In a 2021 article, Trejo Olvera and Ruiz Tresgallo present an anthology of Mexico-based artists who explore alternative representations of masculinity from a dissident perspective. Through a critical lens, the authors analyze how national culture has constructed and reinforced traditional notions of manliness, noting that the Palacio de Bellas Artes displays murals and paintings by Diego Rivera, José Clemente Orozco, David Alfaro Siqueiros and Jorge González Camarena, all cisgender heterosexual men whose works present binary renditions of people and omit sexual diversity.
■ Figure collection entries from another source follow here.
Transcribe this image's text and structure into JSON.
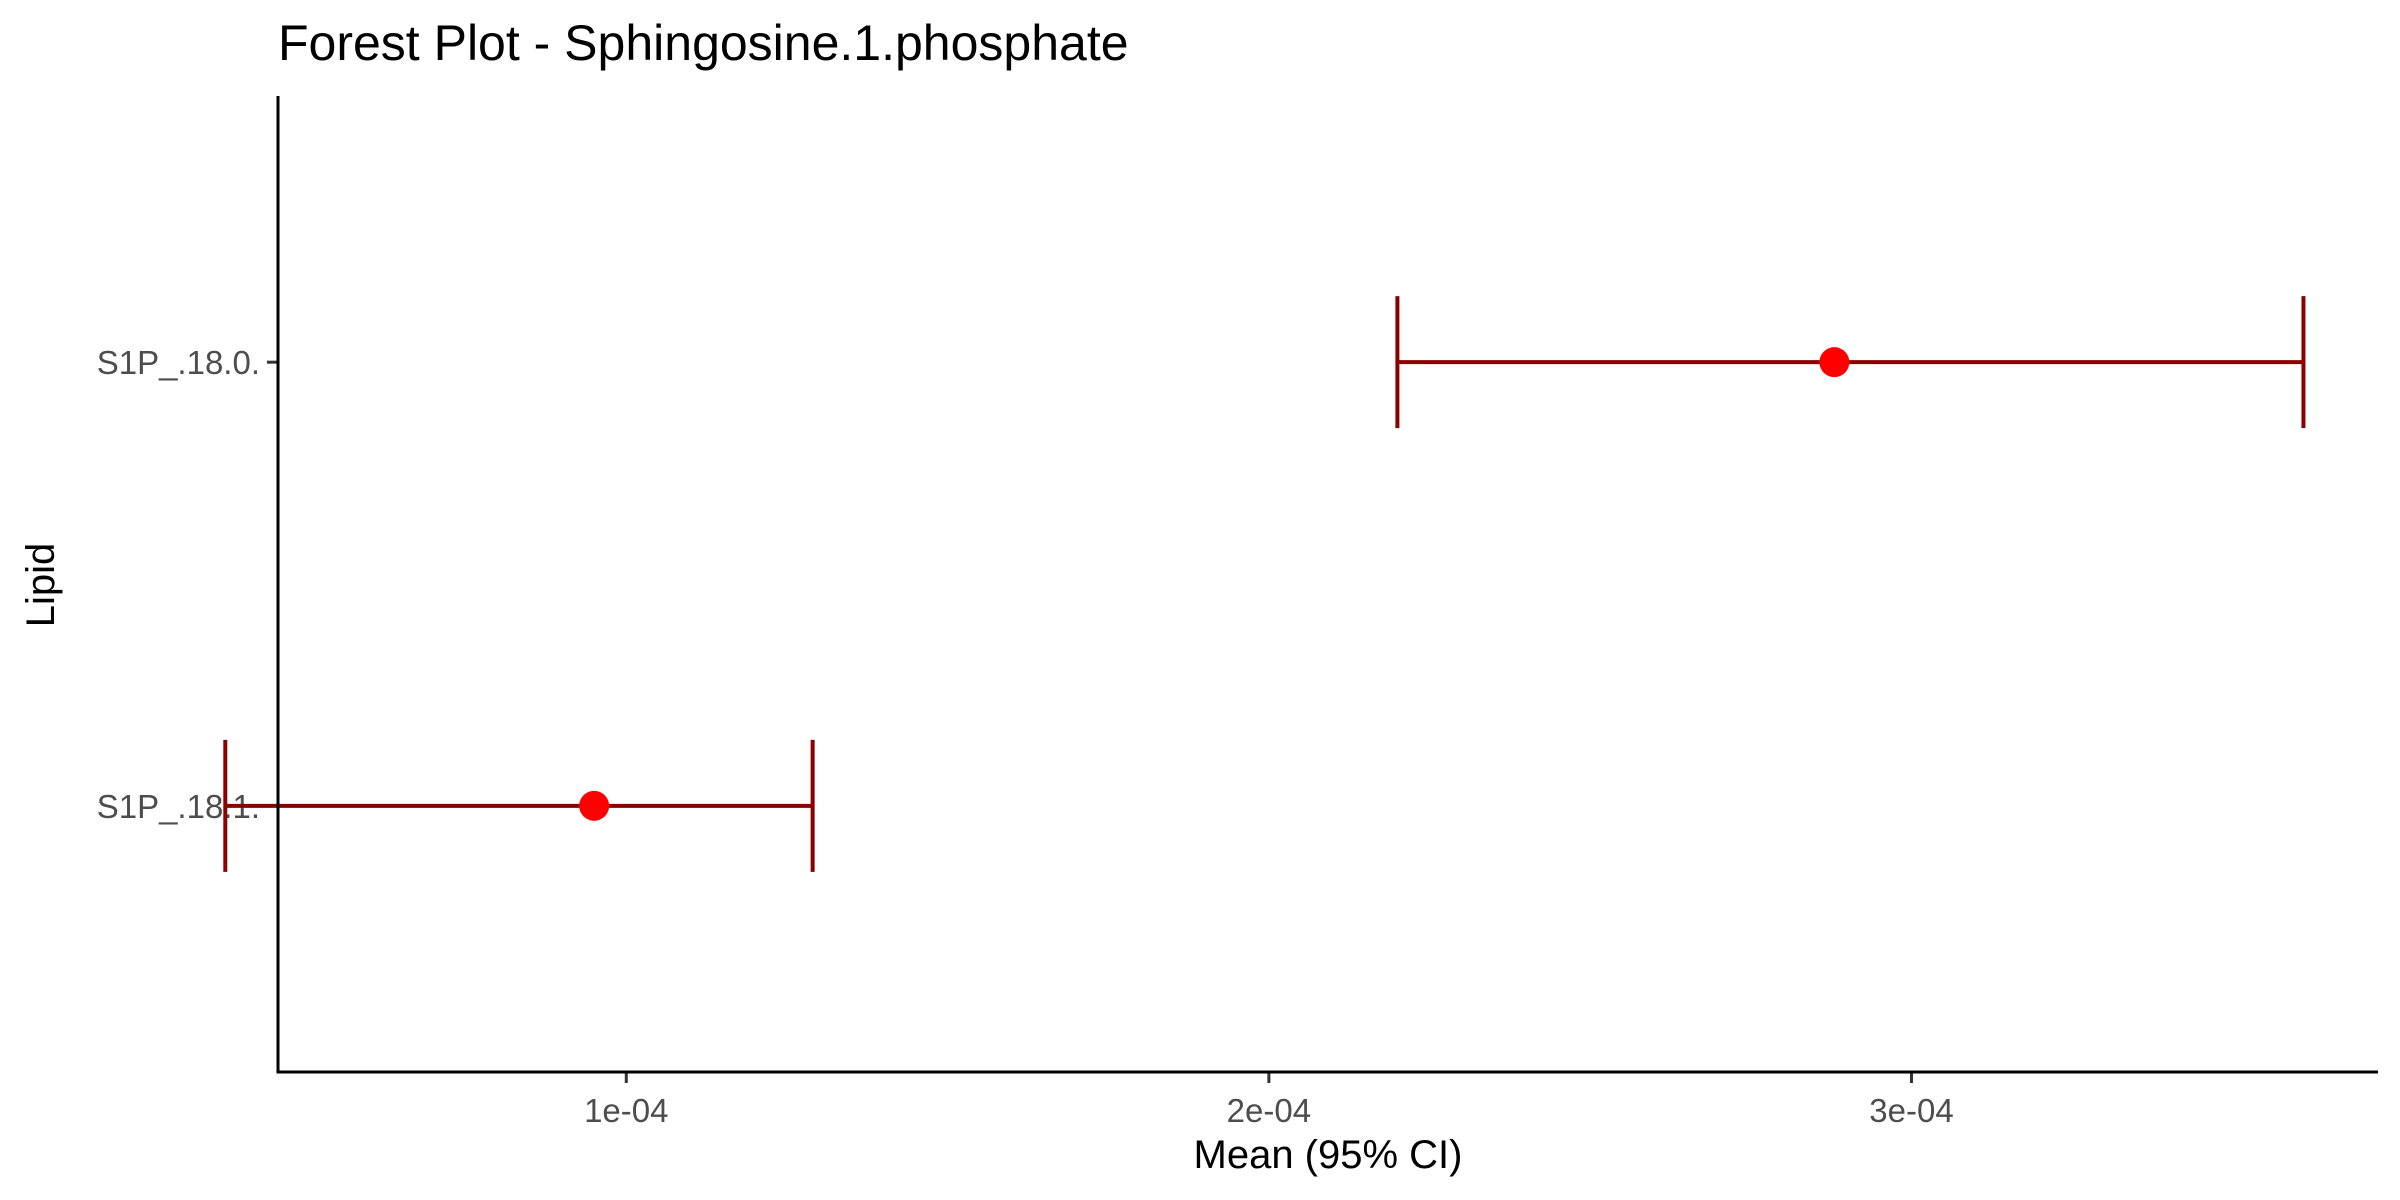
{
  "chart_data": {
    "type": "forest",
    "title": "Forest Plot - Sphingosine.1.phosphate",
    "xlabel": "Mean (95% CI)",
    "ylabel": "Lipid",
    "categories": [
      "S1P_.18.0.",
      "S1P_.18.1."
    ],
    "series": [
      {
        "points": [
          {
            "label": "S1P_.18.0.",
            "mean": 0.000288,
            "lower": 0.00022,
            "upper": 0.000361
          },
          {
            "label": "S1P_.18.1.",
            "mean": 9.5e-05,
            "lower": 3.76e-05,
            "upper": 0.000129
          }
        ]
      }
    ],
    "x_ticks": [
      0.0001,
      0.0002,
      0.0003
    ],
    "x_tick_labels": [
      "1e-04",
      "2e-04",
      "3e-04"
    ],
    "xlim": [
      4.58e-05,
      0.0003726
    ],
    "grid": false,
    "colors": {
      "point": "#ff0000",
      "errorbar": "#8b0000",
      "axis": "#000000",
      "tick_text": "#4d4d4d"
    }
  }
}
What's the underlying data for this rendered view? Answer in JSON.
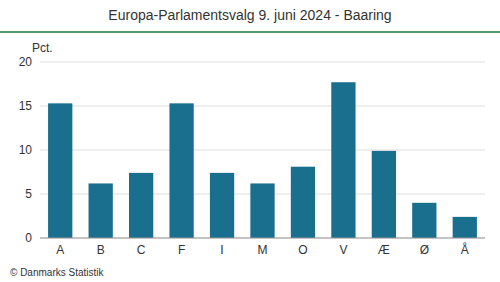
{
  "chart_data": {
    "type": "bar",
    "title": "Europa-Parlamentsvalg 9. juni 2024 - Baaring",
    "categories": [
      "A",
      "B",
      "C",
      "F",
      "I",
      "M",
      "O",
      "V",
      "Æ",
      "Ø",
      "Å"
    ],
    "values": [
      15.3,
      6.2,
      7.4,
      15.3,
      7.4,
      6.2,
      8.1,
      17.7,
      9.9,
      4.0,
      2.4
    ],
    "color": "#1a6e8e",
    "ylabel": "Pct.",
    "annotations": [
      "© Danmarks Statistik"
    ],
    "ylim": [
      0,
      20
    ],
    "yticks": [
      0,
      5,
      10,
      15,
      20
    ],
    "grid": true
  }
}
Researchers Úrsula Albo Cos and José Luis Sánchez Ramírez wrote an article focused on how La Revolución was received by the Internet culture through memes. Their study highlights several memes posted online that contrast La Revolución's negative reception with society’s frequent dismissal of issues like rape, discrimination, and femicide. They also explore how the artwork has been incorporated into memes based on Mexican cultural elements, including its appearance in a meme depicting the cover of a freely-distributed primary school textbook and in a meme depicting it as a replacement for the pictogram at the Zapata metro station in Mexico City. For the authors, the images allow an analysis of Zapata's historical perception, adding that "the mockery stems from the social significance of imagining a feminized Zapata", which leads to "a perceived need to 'correct' it through comedy via memes".
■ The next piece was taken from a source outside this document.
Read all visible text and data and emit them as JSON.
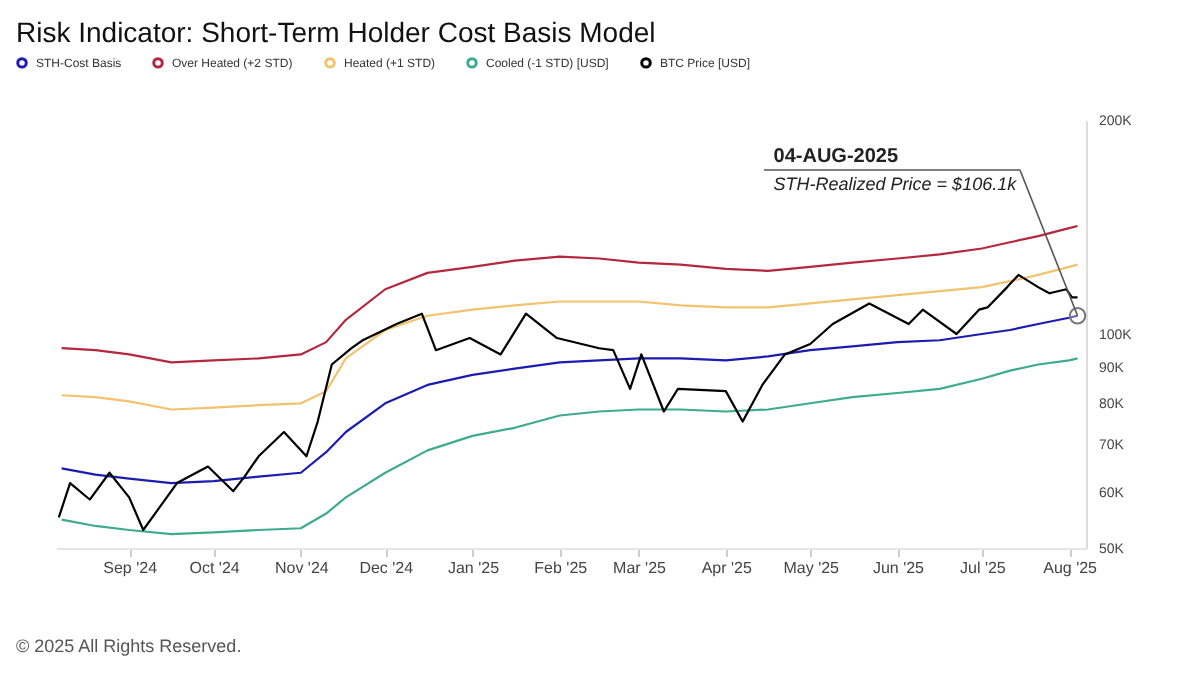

Soto Rodríguez posits that La Revolución restarted existing rumors regarding Zapata's sexuality, which he notes coincided with high levels of gender-related violence in Mexico. Renato González Mello argues that the artwork relies on the concept of decorum in a satirical way, embellishing a historical figure to highlight the absurdity of traditional ideals. Regarding the controversy, art critic Avelina Lésper said, "You know what I find controversial? That they hung such a bad painting".